Sara Gouveia não foi exceção. No final de 2015, depois de dois meses em Cabo Verde, onde esteve integrada num projeto de voluntariado, voltou a Portugal com uma ideia. E não só. «Durante este tempo em Cabo Verde tive a oportunidade de ir ao mercado de Sucupira, onde encontrei peças de roupa feitas de capulanas, o tecido africano tão comum. Percebi que, além de estes tecidos serem utilizados à volta do pescoço ou da barriga para segurar uma criança, também tinham peças com cortes mais modernos, muito bonitas. Quando voltei a Portugal, trouxe algumas coisas para mim, mas aquelas peças ficaram-me na cabeça.»

Daí à decisão de criar uma marca para partilhar esta paixão foi um instante. Para vencer a distância, a jovem de 26 anos licenciada em Gestão de Eventos juntou Inês Lages e Catarina Reis à equipa. Tinham-se conhecido durante o voluntariado e ainda estavam em Cabo Verde nessa altura. «Disse-lhes que queria tentar fazer isto. “Podem-me ajudar? Querem entrar no projeto?” Elas acharam uma ideia fantástica e começámos a trabalhar.»

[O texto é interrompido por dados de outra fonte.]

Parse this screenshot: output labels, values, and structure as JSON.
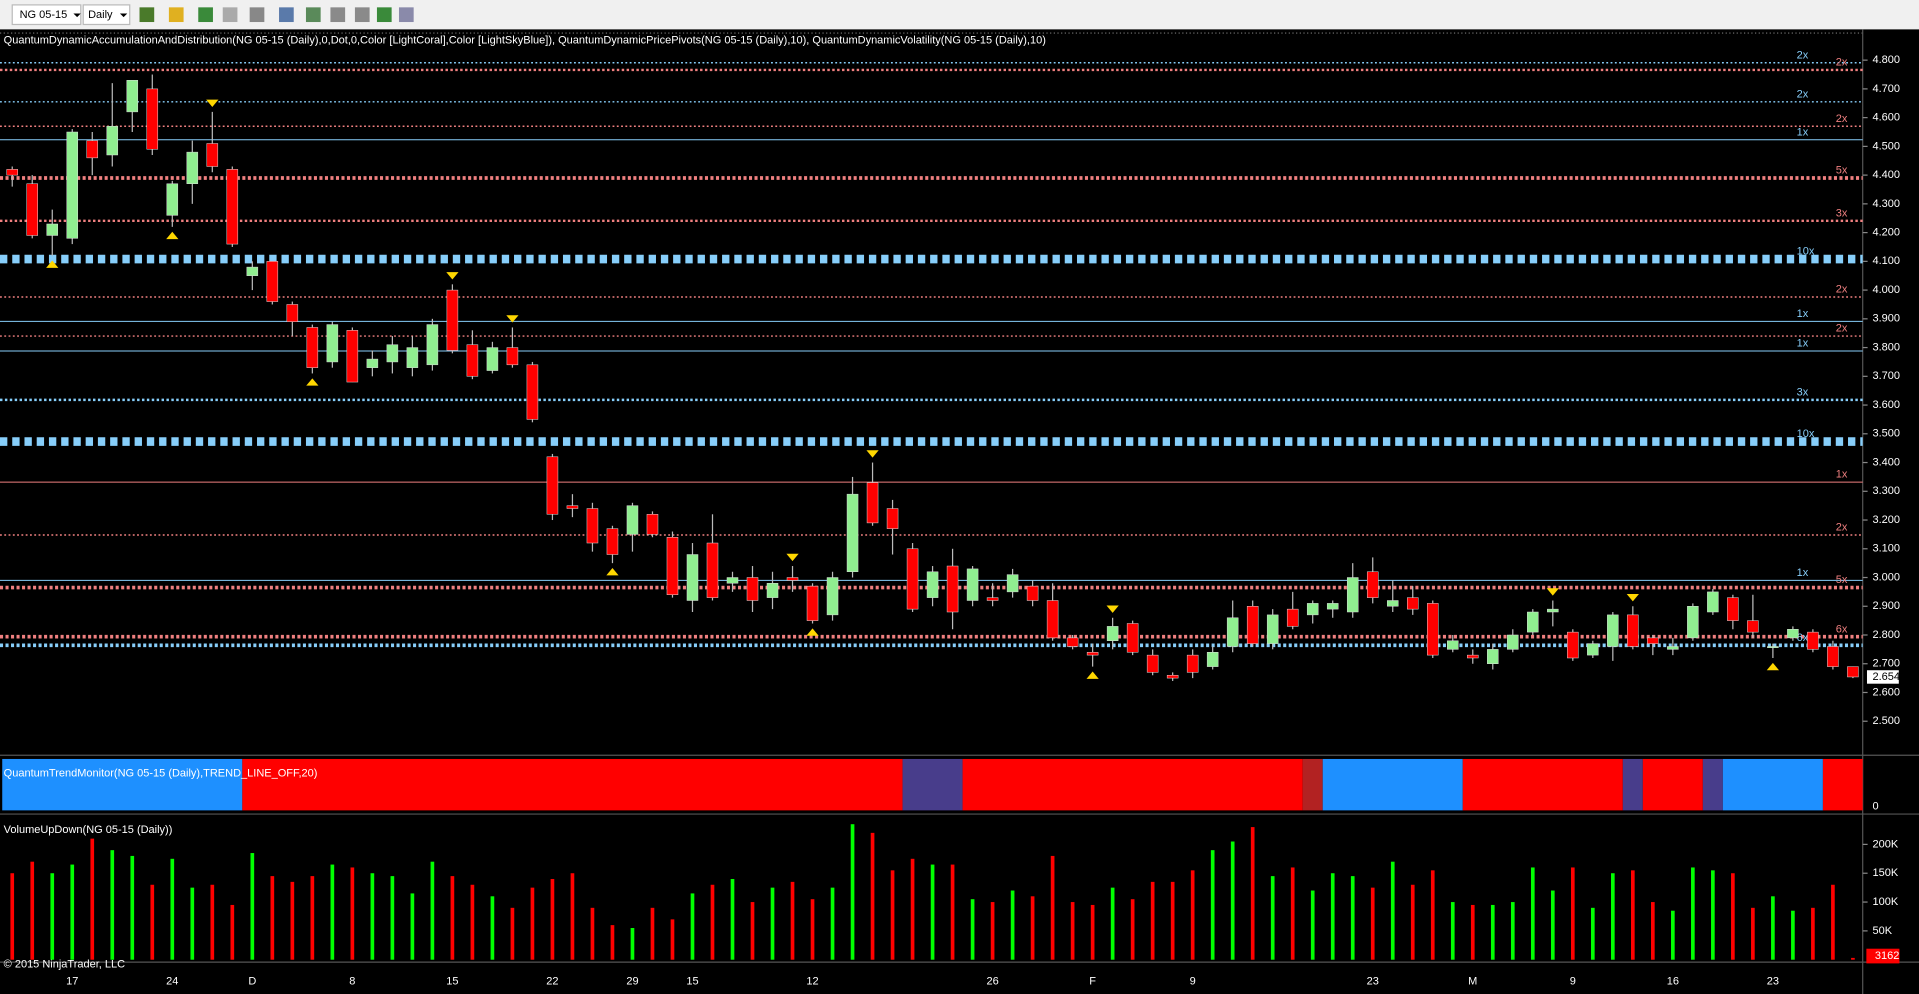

«Isto» era não apenas trazer peças do mercado de Sucupira para Portugal mas também promover uma forma de comércio consciente, sustentável e baseado nas pessoas. Para isso, Catarina e Inês voltaram ao mercado e convidaram três costureiros locais a juntarem-se a elas. A proposta: venderem as suas peças ao preço que exigissem e considerassem justo.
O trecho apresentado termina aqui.